Web Style Guide third edition

by Patrick J. Lynch
and Sarah Horton

7 Page Design

Simplicity is not the goal. It is the by-product of a good idea and modest expectations.
Paul Rand

We seek clarity, order, and trustworthiness in information sources, whether traditional paper documents or web pages. Effective page design can provide this confidence. The spatial organization of graphics and text on the web page can engage users with graphic impact, direct their attention, prioritize the information they see, and make their interactions with your web site more enjoyable and efficient.

Design creates visual logic and seeks an optimal balance between visual sensation and graphic information. Without the visual impact of shape, color, and contrast, pages are graphically uninteresting and will not motivate the viewer. Dense text documents without contrast and visual relief are also hard to read, particularly on low-resolution screens. But without the depth and complexity of text, highly graphic pages risk disappointing the user by offering a poor balance of visual sensation, text information, and interaction. In seeking the ideal balance, the primary constraints for page design are the limitations of the web medium, the diversity of individuals and technologies accessing web pages, and access speeds ranging from slow modems to high-speed wired and wireless connections.

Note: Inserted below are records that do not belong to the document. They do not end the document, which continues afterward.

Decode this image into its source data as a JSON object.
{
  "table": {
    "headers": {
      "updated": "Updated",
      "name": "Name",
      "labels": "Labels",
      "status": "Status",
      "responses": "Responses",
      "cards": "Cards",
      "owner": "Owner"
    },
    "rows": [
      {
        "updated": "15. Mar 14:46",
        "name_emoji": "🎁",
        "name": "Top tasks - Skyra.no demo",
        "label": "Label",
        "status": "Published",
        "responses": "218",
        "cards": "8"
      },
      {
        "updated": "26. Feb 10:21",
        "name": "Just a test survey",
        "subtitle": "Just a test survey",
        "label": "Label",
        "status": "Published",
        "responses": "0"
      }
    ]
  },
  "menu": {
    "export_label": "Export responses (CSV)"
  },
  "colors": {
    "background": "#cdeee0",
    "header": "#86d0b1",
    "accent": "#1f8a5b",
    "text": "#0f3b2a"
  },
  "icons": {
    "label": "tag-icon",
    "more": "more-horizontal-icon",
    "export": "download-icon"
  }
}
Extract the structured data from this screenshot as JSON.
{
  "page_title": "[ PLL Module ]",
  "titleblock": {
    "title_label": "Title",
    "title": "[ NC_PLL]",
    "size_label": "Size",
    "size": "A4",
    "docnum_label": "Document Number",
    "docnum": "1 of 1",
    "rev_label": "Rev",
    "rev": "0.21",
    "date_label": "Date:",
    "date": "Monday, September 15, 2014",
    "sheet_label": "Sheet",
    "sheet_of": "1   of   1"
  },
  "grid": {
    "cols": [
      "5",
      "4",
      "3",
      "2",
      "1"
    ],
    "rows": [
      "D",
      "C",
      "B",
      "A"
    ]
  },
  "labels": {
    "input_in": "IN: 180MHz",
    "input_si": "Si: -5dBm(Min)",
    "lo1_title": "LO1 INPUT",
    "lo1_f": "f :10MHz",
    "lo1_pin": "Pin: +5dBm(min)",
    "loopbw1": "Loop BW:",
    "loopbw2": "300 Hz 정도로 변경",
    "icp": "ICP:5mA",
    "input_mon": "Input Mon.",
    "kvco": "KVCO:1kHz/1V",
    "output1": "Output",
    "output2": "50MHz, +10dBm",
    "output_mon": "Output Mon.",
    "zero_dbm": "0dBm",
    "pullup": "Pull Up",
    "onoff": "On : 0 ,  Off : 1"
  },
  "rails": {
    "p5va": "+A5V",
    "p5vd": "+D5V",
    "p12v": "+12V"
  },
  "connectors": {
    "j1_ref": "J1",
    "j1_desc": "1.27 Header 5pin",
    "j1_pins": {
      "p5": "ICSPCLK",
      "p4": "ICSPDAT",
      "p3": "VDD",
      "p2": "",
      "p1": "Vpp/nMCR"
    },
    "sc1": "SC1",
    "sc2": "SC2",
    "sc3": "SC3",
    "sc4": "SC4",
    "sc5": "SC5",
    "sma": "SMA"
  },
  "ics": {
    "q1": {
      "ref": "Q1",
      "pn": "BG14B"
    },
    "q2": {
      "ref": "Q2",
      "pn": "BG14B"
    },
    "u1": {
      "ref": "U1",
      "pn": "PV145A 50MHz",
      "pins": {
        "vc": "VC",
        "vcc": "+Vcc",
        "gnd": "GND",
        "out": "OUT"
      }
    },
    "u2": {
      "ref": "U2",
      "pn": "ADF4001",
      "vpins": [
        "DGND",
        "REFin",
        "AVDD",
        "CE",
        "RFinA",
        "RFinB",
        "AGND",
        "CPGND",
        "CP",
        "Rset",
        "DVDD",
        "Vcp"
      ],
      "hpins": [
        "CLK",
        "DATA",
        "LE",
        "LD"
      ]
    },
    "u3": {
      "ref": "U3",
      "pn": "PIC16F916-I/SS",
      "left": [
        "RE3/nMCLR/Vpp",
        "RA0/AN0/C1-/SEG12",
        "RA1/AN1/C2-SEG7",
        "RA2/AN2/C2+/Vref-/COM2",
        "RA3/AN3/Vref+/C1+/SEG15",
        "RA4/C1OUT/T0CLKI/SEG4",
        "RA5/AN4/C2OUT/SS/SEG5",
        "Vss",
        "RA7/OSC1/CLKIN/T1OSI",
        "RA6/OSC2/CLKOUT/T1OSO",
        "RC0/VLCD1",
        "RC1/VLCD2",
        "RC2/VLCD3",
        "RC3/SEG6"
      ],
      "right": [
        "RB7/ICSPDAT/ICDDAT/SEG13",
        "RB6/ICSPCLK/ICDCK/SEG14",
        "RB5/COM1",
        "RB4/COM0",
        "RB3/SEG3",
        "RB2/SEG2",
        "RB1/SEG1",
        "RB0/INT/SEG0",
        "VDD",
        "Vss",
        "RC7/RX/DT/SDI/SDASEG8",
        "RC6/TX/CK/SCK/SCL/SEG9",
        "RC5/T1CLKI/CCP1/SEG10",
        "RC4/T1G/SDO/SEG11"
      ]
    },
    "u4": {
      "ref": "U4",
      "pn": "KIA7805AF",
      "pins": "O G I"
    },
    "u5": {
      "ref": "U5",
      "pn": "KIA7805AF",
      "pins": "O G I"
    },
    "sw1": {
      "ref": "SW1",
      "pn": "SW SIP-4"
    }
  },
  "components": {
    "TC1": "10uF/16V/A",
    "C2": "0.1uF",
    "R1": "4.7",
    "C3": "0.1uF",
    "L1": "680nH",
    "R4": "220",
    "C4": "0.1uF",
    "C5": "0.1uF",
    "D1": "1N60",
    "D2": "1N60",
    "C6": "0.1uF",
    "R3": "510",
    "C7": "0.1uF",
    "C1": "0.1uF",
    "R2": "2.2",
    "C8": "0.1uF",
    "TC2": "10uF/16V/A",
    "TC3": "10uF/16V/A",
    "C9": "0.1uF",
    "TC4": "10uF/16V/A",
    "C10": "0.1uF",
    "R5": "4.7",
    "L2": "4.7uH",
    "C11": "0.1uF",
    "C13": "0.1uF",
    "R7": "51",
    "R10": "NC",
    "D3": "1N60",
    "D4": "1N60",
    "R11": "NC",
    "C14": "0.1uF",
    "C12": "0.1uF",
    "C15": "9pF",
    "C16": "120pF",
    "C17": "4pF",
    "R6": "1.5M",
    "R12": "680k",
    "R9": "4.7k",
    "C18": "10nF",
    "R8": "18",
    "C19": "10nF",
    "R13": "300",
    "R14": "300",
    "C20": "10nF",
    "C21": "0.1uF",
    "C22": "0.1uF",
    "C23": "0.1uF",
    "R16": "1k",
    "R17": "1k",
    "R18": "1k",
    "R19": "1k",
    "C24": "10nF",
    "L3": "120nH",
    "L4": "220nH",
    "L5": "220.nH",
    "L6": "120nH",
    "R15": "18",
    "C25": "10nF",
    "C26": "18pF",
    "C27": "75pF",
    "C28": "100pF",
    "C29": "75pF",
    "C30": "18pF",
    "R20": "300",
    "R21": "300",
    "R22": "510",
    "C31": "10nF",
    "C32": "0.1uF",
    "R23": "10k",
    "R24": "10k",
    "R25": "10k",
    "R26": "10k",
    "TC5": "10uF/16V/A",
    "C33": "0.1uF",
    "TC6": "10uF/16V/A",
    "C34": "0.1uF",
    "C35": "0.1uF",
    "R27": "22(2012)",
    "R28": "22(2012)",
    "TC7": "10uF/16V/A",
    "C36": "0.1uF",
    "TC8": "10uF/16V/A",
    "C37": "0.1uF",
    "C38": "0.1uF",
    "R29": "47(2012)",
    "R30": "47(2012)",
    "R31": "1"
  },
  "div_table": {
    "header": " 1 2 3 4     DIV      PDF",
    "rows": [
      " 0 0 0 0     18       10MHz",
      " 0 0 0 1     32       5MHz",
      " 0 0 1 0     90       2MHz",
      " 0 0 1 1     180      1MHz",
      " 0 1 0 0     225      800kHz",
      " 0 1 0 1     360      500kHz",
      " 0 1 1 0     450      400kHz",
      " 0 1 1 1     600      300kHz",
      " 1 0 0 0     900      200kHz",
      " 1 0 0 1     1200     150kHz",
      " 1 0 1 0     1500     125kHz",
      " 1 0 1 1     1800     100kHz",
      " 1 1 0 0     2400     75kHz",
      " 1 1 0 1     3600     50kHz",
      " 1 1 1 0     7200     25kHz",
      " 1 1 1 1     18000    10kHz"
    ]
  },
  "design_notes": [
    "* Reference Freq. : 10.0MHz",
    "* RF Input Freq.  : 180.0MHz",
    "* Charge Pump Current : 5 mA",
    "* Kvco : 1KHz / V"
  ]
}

Visual and functional continuity in your web site organization, graphic design, and typography are essential to convince your audience that your web site offers them timely, accurate, and useful information. A careful, systematic approach to page design can simplify navigation, reduce user errors, and make it easier for users to take advantage of the information and features of the site. But given the wide and diverse range of contexts that make up the experience of the web, the starting point for web page design begins under the surface of the page, with the structure of the underlying code.